Last month, BASF and Germany’s SGL Group, a global leader in carbon-based products, announced they are jointly developing a composite material based on a reactive nylon system and carbon fibers that would allow cost-effective production of thermoplastic composites. The material system is intended for use in the T-RTM process (Thermoplastic Resin Transfer Molding) as well as reactive injection molding. It permits considerably shorter processing cycles than conventional thermoset RTM. Adjustment of the material system to these faster processing techniques is expected to play a key role in the entry of structural components made from carbon-fiber composites into automotive mass production.
This is BASF’s first cooperative development in carbon-fiber composites. BASF is contributing its competence in polymer development as a leader in nylon and precursor caprolactam, while SGL brings its expertise in carbon fiber and high-temperature processes. In-situ polymerization technology is just now being developed in BASF laboratories under Martin Jung, head of structural materials research. According to Jung, starting with the low-viscosity, highly reactive caprolactam allows optimal wetting of the carbon fiber and short cycle times in T-RTM or reactive injection molding.
To obtain an optimal bonding of the nylon to the fiber, the new matrix systems require a suitable carbon-fiber surface treatment. According to Dr. Hubert Jager, head of technology and innovation at SGL, “It is only with a custom-formulated finish that optimal bonding can form and the carbon fibers transmit their unique stiffness and strength properties fully to the part.”
Machinery systems for in-situ polymerization of caprolactam into nylon 6 are under development at Engel. The company, which formed a Technology Centre for Lightweight Composites at its St. Valentin, Austria, plant last December, demonstrated a prototype in-situ composite molding system at an open house in June (see Sept. 2012 Close Up). It is based on an e-victory combi tiebarless press (120 m.t.) with two angled barrels and a high-pressure impingement mixing chamber adapted from PUR technology. It also features a new technology for feeding caprolactam flakes. One machine barrel feds caprolactam plus catalyst, and the other feeds caprolactam plus chemical activator.

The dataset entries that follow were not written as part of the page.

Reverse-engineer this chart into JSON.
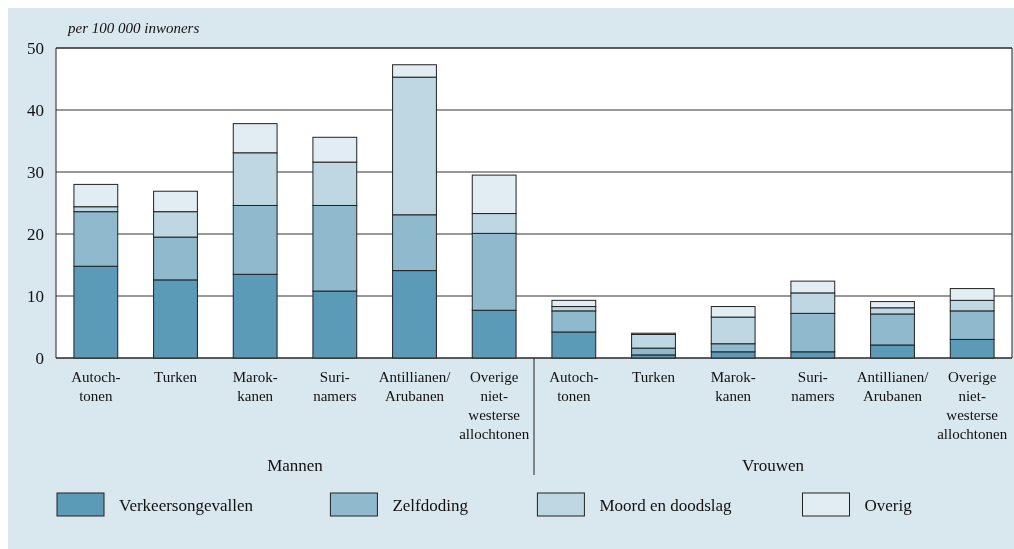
{
  "chart_data": {
    "type": "bar",
    "stacked": true,
    "ylabel": "per 100 000 inwoners",
    "categories": [
      "Autoch-\ntonen",
      "Turken",
      "Marok-\nkanen",
      "Suri-\nnamers",
      "Antillianen/\nArubanen",
      "Overige\nniet-\nwesterse\nallochtonen",
      "Autoch-\ntonen",
      "Turken",
      "Marok-\nkanen",
      "Suri-\nnamers",
      "Antillianen/\nArubanen",
      "Overige\nniet-\nwesterse\nallochtonen"
    ],
    "series": [
      {
        "name": "Verkeersongevallen",
        "color": "#5b9bb8",
        "values": [
          14.8,
          12.6,
          13.5,
          10.8,
          14.1,
          7.7,
          4.2,
          0.5,
          1.0,
          1.0,
          2.1,
          3.0
        ]
      },
      {
        "name": "Zelfdoding",
        "color": "#8fb9cd",
        "values": [
          8.8,
          6.9,
          11.1,
          13.8,
          9.0,
          12.4,
          3.4,
          1.1,
          1.3,
          6.2,
          5.0,
          4.6
        ]
      },
      {
        "name": "Moord en doodslag",
        "color": "#bfd7e3",
        "values": [
          0.8,
          4.1,
          8.5,
          7.0,
          22.2,
          3.2,
          0.7,
          2.2,
          4.3,
          3.3,
          1.0,
          1.7
        ]
      },
      {
        "name": "Overig",
        "color": "#e2edf3",
        "values": [
          3.6,
          3.3,
          4.7,
          4.0,
          2.0,
          6.2,
          1.0,
          0.2,
          1.7,
          1.9,
          1.0,
          1.9
        ]
      }
    ],
    "annotations": [
      "Mannen",
      "Vrouwen"
    ],
    "ylim": [
      0,
      50
    ],
    "yticks": [
      0,
      10,
      20,
      30,
      40,
      50
    ],
    "grid": "y",
    "legend": "bottom"
  }
}
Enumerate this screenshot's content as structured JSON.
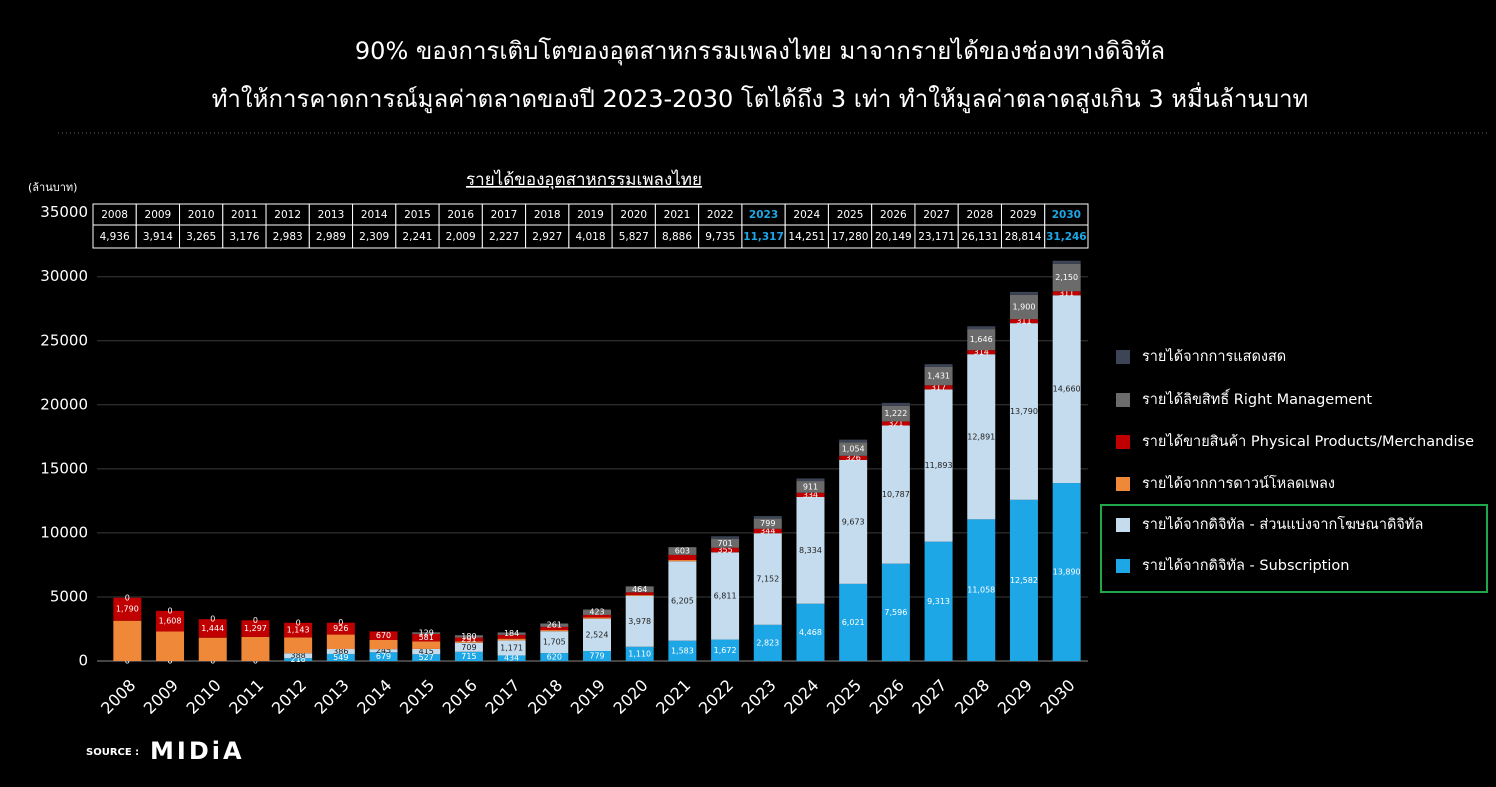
{
  "chart_data": {
    "type": "stacked_bar",
    "title": [
      "90% ของการเติบโตของอุตสาหกรรมเพลงไทย มาจากรายได้ของช่องทางดิจิทัล",
      "ทำให้การคาดการณ์มูลค่าตลาดของปี 2023-2030 โตได้ถึง 3 เท่า ทำให้มูลค่าตลาดสูงเกิน 3 หมื่นล้านบาท"
    ],
    "table_title": "รายได้ของอุตสาหกรรมเพลงไทย",
    "y_label": "(ล้านบาท)",
    "source_label": "SOURCE :",
    "source": "MIDiA",
    "categories": [
      "2008",
      "2009",
      "2010",
      "2011",
      "2012",
      "2013",
      "2014",
      "2015",
      "2016",
      "2017",
      "2018",
      "2019",
      "2020",
      "2021",
      "2022",
      "2023",
      "2024",
      "2025",
      "2026",
      "2027",
      "2028",
      "2029",
      "2030"
    ],
    "totals": [
      "4,936",
      "3,914",
      "3,265",
      "3,176",
      "2,983",
      "2,989",
      "2,309",
      "2,241",
      "2,009",
      "2,227",
      "2,927",
      "4,018",
      "5,827",
      "8,886",
      "9,735",
      "11,317",
      "14,251",
      "17,280",
      "20,149",
      "23,171",
      "26,131",
      "28,814",
      "31,246"
    ],
    "table_highlight": [
      15,
      22
    ],
    "table_highlight_color": "#1ea7e6",
    "ylim": [
      0,
      35000
    ],
    "yticks": [
      0,
      5000,
      10000,
      15000,
      20000,
      25000,
      30000,
      35000
    ],
    "grid": true,
    "series": [
      {
        "name": "รายได้จากดิจิทัล - Subscription",
        "color": "#1ea7e6",
        "values": [
          0,
          0,
          0,
          0,
          218,
          549,
          679,
          527,
          715,
          434,
          620,
          779,
          1110,
          1583,
          1672,
          2823,
          4468,
          6021,
          7596,
          9313,
          11058,
          12582,
          13890
        ],
        "value_labels": [
          "0",
          "0",
          "0",
          "0",
          "218",
          "549",
          "679",
          "527",
          "715",
          "434",
          "620",
          "779",
          "1,110",
          "1,583",
          "1,672",
          "2,823",
          "4,468",
          "6,021",
          "7,596",
          "9,313",
          "11,058",
          "12,582",
          "13,890"
        ]
      },
      {
        "name": "รายได้จากดิจิทัล  - ส่วนแบ่งจากโฆษณาดิจิทัล",
        "color": "#c5dcee",
        "values": [
          0,
          0,
          0,
          0,
          388,
          386,
          245,
          415,
          709,
          1171,
          1705,
          2524,
          3978,
          6205,
          6811,
          7152,
          8334,
          9673,
          10787,
          11893,
          12891,
          13790,
          14660
        ],
        "value_labels": [
          null,
          null,
          null,
          null,
          "388",
          "386",
          "245",
          "415",
          "709",
          "1,171",
          "1,705",
          "2,524",
          "3,978",
          "6,205",
          "6,811",
          "7,152",
          "8,334",
          "9,673",
          "10,787",
          "11,893",
          "12,891",
          "13,790",
          "14,660"
        ]
      },
      {
        "name": "รายได้จากการดาวน์โหลดเพลง",
        "color": "#f0883a",
        "values": [
          3146,
          2306,
          1821,
          1879,
          1234,
          1128,
          715,
          589,
          114,
          138,
          91,
          92,
          75,
          95,
          0,
          0,
          0,
          0,
          0,
          0,
          0,
          0,
          0
        ]
      },
      {
        "name": "รายได้ขายสินค้า Physical Products/Merchandise",
        "color": "#c00000",
        "values": [
          1790,
          1608,
          1444,
          1297,
          1143,
          926,
          670,
          581,
          291,
          300,
          250,
          200,
          200,
          400,
          355,
          344,
          334,
          326,
          321,
          317,
          314,
          311,
          311
        ],
        "value_labels": [
          "1,790",
          "1,608",
          "1,444",
          "1,297",
          "1,143",
          "926",
          "670",
          "581",
          "291",
          null,
          null,
          null,
          null,
          null,
          "355",
          "344",
          "334",
          "326",
          "321",
          "317",
          "314",
          "311",
          "311"
        ]
      },
      {
        "name": "รายได้ลิขสิทธิ์ Right Management",
        "color": "#6b6b6b",
        "values": [
          0,
          0,
          0,
          0,
          0,
          0,
          0,
          129,
          180,
          184,
          261,
          423,
          464,
          603,
          701,
          799,
          911,
          1054,
          1222,
          1431,
          1646,
          1900,
          2150
        ],
        "value_labels": [
          "0",
          "0",
          "0",
          "0",
          "0",
          "0",
          null,
          "129",
          "180",
          "184",
          "261",
          "423",
          "464",
          "603",
          "701",
          "799",
          "911",
          "1,054",
          "1,222",
          "1,431",
          "1,646",
          "1,900",
          "2,150"
        ]
      },
      {
        "name": "รายได้จากการแสดงสด",
        "color": "#3c4455",
        "values": [
          0,
          0,
          0,
          0,
          0,
          0,
          0,
          0,
          0,
          0,
          0,
          0,
          0,
          0,
          196,
          199,
          204,
          206,
          223,
          217,
          222,
          231,
          235
        ]
      }
    ],
    "legend_highlight": [
      0,
      1
    ],
    "legend_highlight_color": "#1fa74a"
  }
}
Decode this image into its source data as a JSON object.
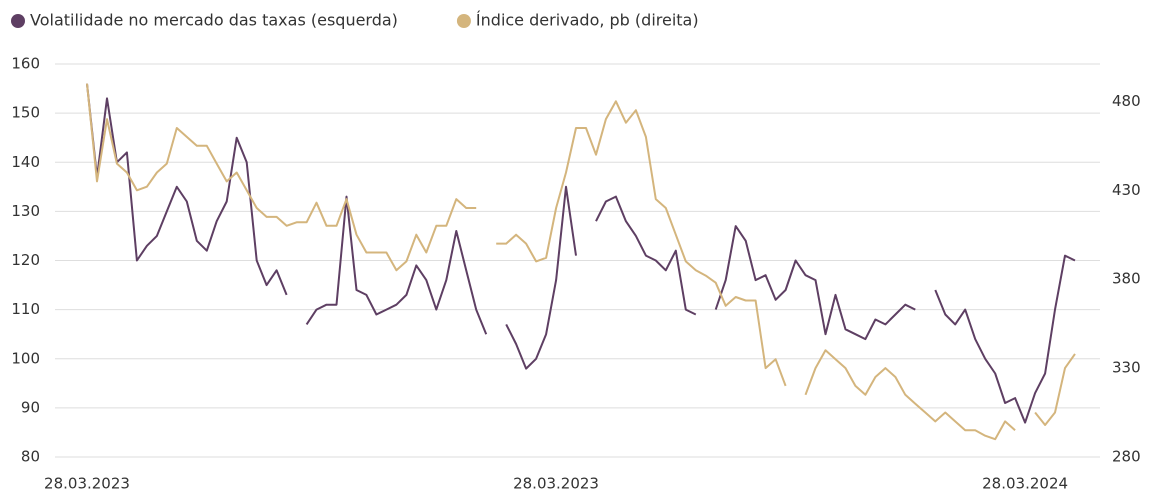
{
  "chart_data": {
    "type": "line",
    "legend": "top-left",
    "categories": [
      "28.03.2023",
      null,
      null,
      null,
      null,
      null,
      null,
      null,
      null,
      null,
      null,
      null,
      null,
      null,
      null,
      null,
      null,
      null,
      null,
      null,
      null,
      null,
      null,
      null,
      null,
      null,
      null,
      null,
      null,
      null,
      null,
      null,
      null,
      null,
      null,
      null,
      null,
      null,
      null,
      null,
      null,
      null,
      null,
      null,
      null,
      null,
      null,
      "28.03.2023",
      null,
      null,
      null,
      null,
      null,
      null,
      null,
      null,
      null,
      null,
      null,
      null,
      null,
      null,
      null,
      null,
      null,
      null,
      null,
      null,
      null,
      null,
      null,
      null,
      null,
      null,
      null,
      null,
      null,
      null,
      null,
      null,
      null,
      null,
      null,
      null,
      null,
      null,
      null,
      null,
      null,
      null,
      null,
      null,
      null,
      null,
      "28.03.2024",
      null,
      null,
      null,
      null,
      null
    ],
    "ylim": [
      80,
      160
    ],
    "yticks": [
      80,
      90,
      100,
      110,
      120,
      130,
      140,
      150,
      160
    ],
    "y2lim": [
      280,
      501
    ],
    "y2ticks": [
      280,
      330,
      380,
      430,
      480
    ],
    "grid": true,
    "series": [
      {
        "name": "Volatilidade no mercado das taxas (esquerda)",
        "color": "#5e3f63",
        "values": [
          156,
          137,
          153,
          140,
          142,
          120,
          123,
          125,
          130,
          135,
          132,
          124,
          122,
          128,
          132,
          145,
          140,
          120,
          115,
          118,
          113,
          null,
          107,
          110,
          111,
          111,
          133,
          114,
          113,
          109,
          110,
          111,
          113,
          119,
          116,
          110,
          116,
          126,
          118,
          110,
          105,
          null,
          107,
          103,
          98,
          100,
          105,
          116,
          135,
          121,
          null,
          128,
          132,
          133,
          128,
          125,
          121,
          120,
          118,
          122,
          110,
          109,
          null,
          110,
          116,
          127,
          124,
          116,
          117,
          112,
          114,
          120,
          117,
          116,
          105,
          113,
          106,
          105,
          104,
          108,
          107,
          109,
          111,
          110,
          null,
          114,
          109,
          107,
          110,
          104,
          100,
          97,
          91,
          92,
          87,
          93,
          97,
          110,
          121,
          120
        ]
      },
      {
        "name": "Índice derivado, pb (direita)",
        "color": "#d4b57d",
        "axis": "y2",
        "values": [
          490,
          435,
          470,
          445,
          440,
          430,
          432,
          440,
          445,
          465,
          460,
          455,
          455,
          445,
          435,
          440,
          430,
          420,
          415,
          415,
          410,
          412,
          412,
          423,
          410,
          410,
          425,
          405,
          395,
          395,
          395,
          385,
          390,
          405,
          395,
          410,
          410,
          425,
          420,
          420,
          null,
          400,
          400,
          405,
          400,
          390,
          392,
          420,
          440,
          465,
          465,
          450,
          470,
          480,
          468,
          475,
          460,
          425,
          420,
          405,
          390,
          385,
          382,
          378,
          365,
          370,
          368,
          368,
          330,
          335,
          320,
          null,
          315,
          330,
          340,
          335,
          330,
          320,
          315,
          325,
          330,
          325,
          315,
          310,
          305,
          300,
          305,
          300,
          295,
          295,
          292,
          290,
          300,
          295,
          null,
          305,
          298,
          305,
          330,
          338
        ]
      }
    ]
  }
}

Engel’s Kragl forsees further potential for both Organomelt technology and the in-situ polymerization approach. “In-situ will be a future technology for very efficient lightweight design. However, there are still many questions to be answered before it will be a stable, commercially available process. It also should be understood that in-situ will be very unlikely to achieve the same cycle times achieved by Organomelt.” He sees the in-situ technology being used primarily for nylon 6 and possibly nylon 12. Because of flammability issues, it may be more applicable to nonautomotive applications such as sports equipment and medical devices, at least initially.